Trump’s approach to Asian leaders has come off as “unsettling,” especially when he asked ally South Korea in 2017 to pay for a U.S. military installation there, said Manu Bhaskaran, CEO of the Singapore-based research firm Centennial Asia Advisors. The president's meetings with North Korean leader Kim Jong Un were “sudden decisions” too, Bhaskaran wrote in a November 16 commentary for The Edge Malaysia Weekly news website.
Trump attended ASEAN events only in 2017, sending other officials in 2018 and 2019. He spurned multi-country free trade and upset the World Trade Organization this year over a tariff levy against China. Trump’s government withdrew this year from the World Health Organization.
Biden is expected to plug back into multilateral organizations because his Democratic Party has a record of doing diplomacy that way, said Eduardo Araral, associate professor at the National University of Singapore's public policy school.
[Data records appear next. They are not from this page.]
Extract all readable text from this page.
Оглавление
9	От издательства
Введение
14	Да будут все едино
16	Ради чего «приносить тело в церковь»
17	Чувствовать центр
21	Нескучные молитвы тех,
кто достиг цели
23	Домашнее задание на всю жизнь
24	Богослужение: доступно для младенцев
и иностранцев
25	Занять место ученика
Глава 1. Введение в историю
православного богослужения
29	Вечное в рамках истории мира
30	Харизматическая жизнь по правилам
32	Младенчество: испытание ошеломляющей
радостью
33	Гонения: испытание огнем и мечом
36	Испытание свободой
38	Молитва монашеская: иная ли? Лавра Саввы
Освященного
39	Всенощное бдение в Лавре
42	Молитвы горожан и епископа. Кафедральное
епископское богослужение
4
“At least there’s a framework that the U.S. will work with ASEAN, not go it alone,” Araral said. “It’s a short-term relief, because it reduces the friction and uncertainty and the brinksmanship. At least it buys ASEAN some time, some honeymoon period between U.S.-China.”
The United States must “engage” ASEAN to resist China as well, said Aaron Rabena, research fellow at the Asia-Pacific Pathways to Progress Foundation in Metro Manila. Despite resentment of China for taking control of islets in the disputed South China sea and passing ships near other countries’ coastlines, Southeast Asian governments look to the Asian superpower for trade and investment.
On paper ASEAN sides neither with China nor the United States, but many of its members are decades-old American allies.
A more engaged United States could start talks with ASEAN on a trade deal, experts point out. “ASEAN would be receptive to whatever economic overtures that the U.S. would be coming up with,” Rabena said.
China and ASEAN, a growing consumer market, agreed in 2009 to form a free trade area. Much of Southeast Asia depends on export manufacturing and values the large U.S. market.
As a president-elect “committed to institutional processes”, Biden will probably make policy decisions based on “careful deliberations using expert knowledge”, Bhaskaran writes.
Biden will probably hear out the views of Asian leaders too, the CEO adds. The new U.S. government “can take a more proactive step in engaging ASEAN as a whole more in terms of its Indo-Pacific and various other strategies,” said Oh Ei Sun, senior fellow with the Singapore Institute of International Affairs.